The M&A market experienced an exceptional boom in 2021-2022, with robust activity and record-breaking deal flow in the wake of the COVID-19 pandemic. However, in late 2022 and moving into 2023, the market has cooled. GHJ’s Transaction Advisory Services Practice is now seeing scarcer, more expensive capital, increased scrutiny from potential buyers and advisors and longer timelines to execute transactions. All of these factors have led to an evolving role for Quality of Earnings (QoE) reports.
CHANGING MARKET CONDITIONS
Increased interest rates and the slowdown of the bull market have contributed to a decline in the total number of transactions, as well as discounted valuations.
As the Federal Reserve has raised rates and the market prepares for a potential recession, private equity groups and venture capital firms have been more cautious about allocating their resources and have had increased difficulty accessing sufficient capital when they do identify a potential deal. According to Bain & Company, this led to the overall global M&A value dropping 44 percent in the first five months of 2023 relative to the same period last year. This is largely driven by a slowdown in the strategic market, where private equity transaction levels have declined twice as fast as corporate M&A.
INCREASED CAUTION AROUND TRANSACTIONS
The uncertainty and aversion to risk in the current economic climate underline the importance of diligence. Deal advisory teams are an essential resource in providing transparency surrounding financial performance and in preemptively identifying risk areas. A Quality of Earnings report plays a crucial role in mitigating risk and providing relevant information and analysis about a target company. Therefore, in this uncertain market, its role has become even more essential.
Buyers who were previously eager to close deals as quickly as possible in the hot and competitive market of 2021 and early 2022 are now approaching transactions with increased caution. By providing a thorough and comprehensive overview of a target company's financials and operating performance, deeper diligence helps validate buy-side investment theses.

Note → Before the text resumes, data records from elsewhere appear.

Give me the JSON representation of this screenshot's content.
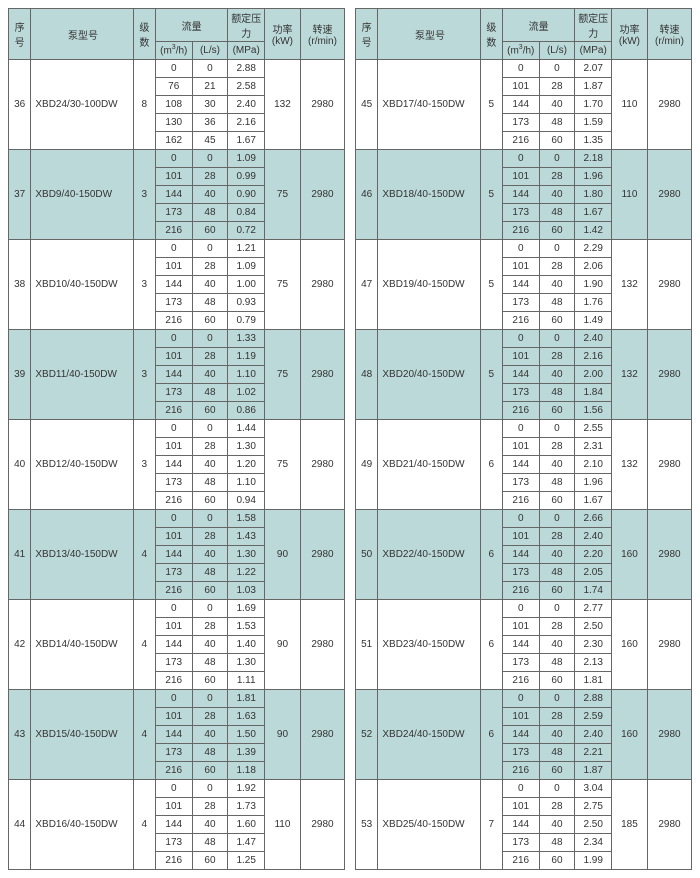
{
  "headers": {
    "seq": "序号",
    "model": "泵型号",
    "stages": "级数",
    "flow": "流量",
    "m3h": "(m³/h)",
    "ls": "(L/s)",
    "pressure_top": "额定压力",
    "pressure_unit": "(MPa)",
    "power": "功率(kW)",
    "speed": "转速(r/min)"
  },
  "left": [
    {
      "seq": 36,
      "model": "XBD24/30-100DW",
      "stages": 8,
      "kw": 132,
      "rpm": 2980,
      "rows": [
        [
          0,
          0,
          "2.88"
        ],
        [
          76,
          21,
          "2.58"
        ],
        [
          108,
          30,
          "2.40"
        ],
        [
          130,
          36,
          "2.16"
        ],
        [
          162,
          45,
          "1.67"
        ]
      ],
      "shade": false
    },
    {
      "seq": 37,
      "model": "XBD9/40-150DW",
      "stages": 3,
      "kw": 75,
      "rpm": 2980,
      "rows": [
        [
          0,
          0,
          "1.09"
        ],
        [
          101,
          28,
          "0.99"
        ],
        [
          144,
          40,
          "0.90"
        ],
        [
          173,
          48,
          "0.84"
        ],
        [
          216,
          60,
          "0.72"
        ]
      ],
      "shade": true
    },
    {
      "seq": 38,
      "model": "XBD10/40-150DW",
      "stages": 3,
      "kw": 75,
      "rpm": 2980,
      "rows": [
        [
          0,
          0,
          "1.21"
        ],
        [
          101,
          28,
          "1.09"
        ],
        [
          144,
          40,
          "1.00"
        ],
        [
          173,
          48,
          "0.93"
        ],
        [
          216,
          60,
          "0.79"
        ]
      ],
      "shade": false
    },
    {
      "seq": 39,
      "model": "XBD11/40-150DW",
      "stages": 3,
      "kw": 75,
      "rpm": 2980,
      "rows": [
        [
          0,
          0,
          "1.33"
        ],
        [
          101,
          28,
          "1.19"
        ],
        [
          144,
          40,
          "1.10"
        ],
        [
          173,
          48,
          "1.02"
        ],
        [
          216,
          60,
          "0.86"
        ]
      ],
      "shade": true
    },
    {
      "seq": 40,
      "model": "XBD12/40-150DW",
      "stages": 3,
      "kw": 75,
      "rpm": 2980,
      "rows": [
        [
          0,
          0,
          "1.44"
        ],
        [
          101,
          28,
          "1.30"
        ],
        [
          144,
          40,
          "1.20"
        ],
        [
          173,
          48,
          "1.10"
        ],
        [
          216,
          60,
          "0.94"
        ]
      ],
      "shade": false
    },
    {
      "seq": 41,
      "model": "XBD13/40-150DW",
      "stages": 4,
      "kw": 90,
      "rpm": 2980,
      "rows": [
        [
          0,
          0,
          "1.58"
        ],
        [
          101,
          28,
          "1.43"
        ],
        [
          144,
          40,
          "1.30"
        ],
        [
          173,
          48,
          "1.22"
        ],
        [
          216,
          60,
          "1.03"
        ]
      ],
      "shade": true
    },
    {
      "seq": 42,
      "model": "XBD14/40-150DW",
      "stages": 4,
      "kw": 90,
      "rpm": 2980,
      "rows": [
        [
          0,
          0,
          "1.69"
        ],
        [
          101,
          28,
          "1.53"
        ],
        [
          144,
          40,
          "1.40"
        ],
        [
          173,
          48,
          "1.30"
        ],
        [
          216,
          60,
          "1.11"
        ]
      ],
      "shade": false
    },
    {
      "seq": 43,
      "model": "XBD15/40-150DW",
      "stages": 4,
      "kw": 90,
      "rpm": 2980,
      "rows": [
        [
          0,
          0,
          "1.81"
        ],
        [
          101,
          28,
          "1.63"
        ],
        [
          144,
          40,
          "1.50"
        ],
        [
          173,
          48,
          "1.39"
        ],
        [
          216,
          60,
          "1.18"
        ]
      ],
      "shade": true
    },
    {
      "seq": 44,
      "model": "XBD16/40-150DW",
      "stages": 4,
      "kw": 110,
      "rpm": 2980,
      "rows": [
        [
          0,
          0,
          "1.92"
        ],
        [
          101,
          28,
          "1.73"
        ],
        [
          144,
          40,
          "1.60"
        ],
        [
          173,
          48,
          "1.47"
        ],
        [
          216,
          60,
          "1.25"
        ]
      ],
      "shade": false
    }
  ],
  "right": [
    {
      "seq": 45,
      "model": "XBD17/40-150DW",
      "stages": 5,
      "kw": 110,
      "rpm": 2980,
      "rows": [
        [
          0,
          0,
          "2.07"
        ],
        [
          101,
          28,
          "1.87"
        ],
        [
          144,
          40,
          "1.70"
        ],
        [
          173,
          48,
          "1.59"
        ],
        [
          216,
          60,
          "1.35"
        ]
      ],
      "shade": false
    },
    {
      "seq": 46,
      "model": "XBD18/40-150DW",
      "stages": 5,
      "kw": 110,
      "rpm": 2980,
      "rows": [
        [
          0,
          0,
          "2.18"
        ],
        [
          101,
          28,
          "1.96"
        ],
        [
          144,
          40,
          "1.80"
        ],
        [
          173,
          48,
          "1.67"
        ],
        [
          216,
          60,
          "1.42"
        ]
      ],
      "shade": true
    },
    {
      "seq": 47,
      "model": "XBD19/40-150DW",
      "stages": 5,
      "kw": 132,
      "rpm": 2980,
      "rows": [
        [
          0,
          0,
          "2.29"
        ],
        [
          101,
          28,
          "2.06"
        ],
        [
          144,
          40,
          "1.90"
        ],
        [
          173,
          48,
          "1.76"
        ],
        [
          216,
          60,
          "1.49"
        ]
      ],
      "shade": false
    },
    {
      "seq": 48,
      "model": "XBD20/40-150DW",
      "stages": 5,
      "kw": 132,
      "rpm": 2980,
      "rows": [
        [
          0,
          0,
          "2.40"
        ],
        [
          101,
          28,
          "2.16"
        ],
        [
          144,
          40,
          "2.00"
        ],
        [
          173,
          48,
          "1.84"
        ],
        [
          216,
          60,
          "1.56"
        ]
      ],
      "shade": true
    },
    {
      "seq": 49,
      "model": "XBD21/40-150DW",
      "stages": 6,
      "kw": 132,
      "rpm": 2980,
      "rows": [
        [
          0,
          0,
          "2.55"
        ],
        [
          101,
          28,
          "2.31"
        ],
        [
          144,
          40,
          "2.10"
        ],
        [
          173,
          48,
          "1.96"
        ],
        [
          216,
          60,
          "1.67"
        ]
      ],
      "shade": false
    },
    {
      "seq": 50,
      "model": "XBD22/40-150DW",
      "stages": 6,
      "kw": 160,
      "rpm": 2980,
      "rows": [
        [
          0,
          0,
          "2.66"
        ],
        [
          101,
          28,
          "2.40"
        ],
        [
          144,
          40,
          "2.20"
        ],
        [
          173,
          48,
          "2.05"
        ],
        [
          216,
          60,
          "1.74"
        ]
      ],
      "shade": true
    },
    {
      "seq": 51,
      "model": "XBD23/40-150DW",
      "stages": 6,
      "kw": 160,
      "rpm": 2980,
      "rows": [
        [
          0,
          0,
          "2.77"
        ],
        [
          101,
          28,
          "2.50"
        ],
        [
          144,
          40,
          "2.30"
        ],
        [
          173,
          48,
          "2.13"
        ],
        [
          216,
          60,
          "1.81"
        ]
      ],
      "shade": false
    },
    {
      "seq": 52,
      "model": "XBD24/40-150DW",
      "stages": 6,
      "kw": 160,
      "rpm": 2980,
      "rows": [
        [
          0,
          0,
          "2.88"
        ],
        [
          101,
          28,
          "2.59"
        ],
        [
          144,
          40,
          "2.40"
        ],
        [
          173,
          48,
          "2.21"
        ],
        [
          216,
          60,
          "1.87"
        ]
      ],
      "shade": true
    },
    {
      "seq": 53,
      "model": "XBD25/40-150DW",
      "stages": 7,
      "kw": 185,
      "rpm": 2980,
      "rows": [
        [
          0,
          0,
          "3.04"
        ],
        [
          101,
          28,
          "2.75"
        ],
        [
          144,
          40,
          "2.50"
        ],
        [
          173,
          48,
          "2.34"
        ],
        [
          216,
          60,
          "1.99"
        ]
      ],
      "shade": false
    }
  ]
}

INCREASED DUE DILIGENCE REQUIREMENTS
The post-pandemic landscape has led to increased due diligence requirements as buyers seek to thoroughly assess the financial health and viability of target companies. As a result, scrutiny on financial performance has heightened, necessitating a detailed examination of historical data and potential risk areas. This has lengthened the overall timeline to execute proposed transactions.
Additionally, many corporate and strategic buyers are opting to “roll forward” diligence processes to ensure that the target company’s financial performance stays on track and is not severely impacted by developments in the market. These roll-forwards primarily serve to provide all parties with the most up-to-date and accurate information throughout the longer decision-making process. Extending the analysis period in scope ensures that financial information remains up to date despite lengthier transaction timelines.
The M&A market is inherently cyclical, so recognizing and adapting to changes in expectations, trends and timelines is essential for professionals in the M&A space. While the overall number of transactions has declined relative to 2022, the importance of Quality of Earnings reports in providing assurance and up-to-date analysis of financial performance is increasingly imperative. This heightened importance applies not only to the decision-making process for proposed transactions but also to securing financing in today’s tightly constrained capital market.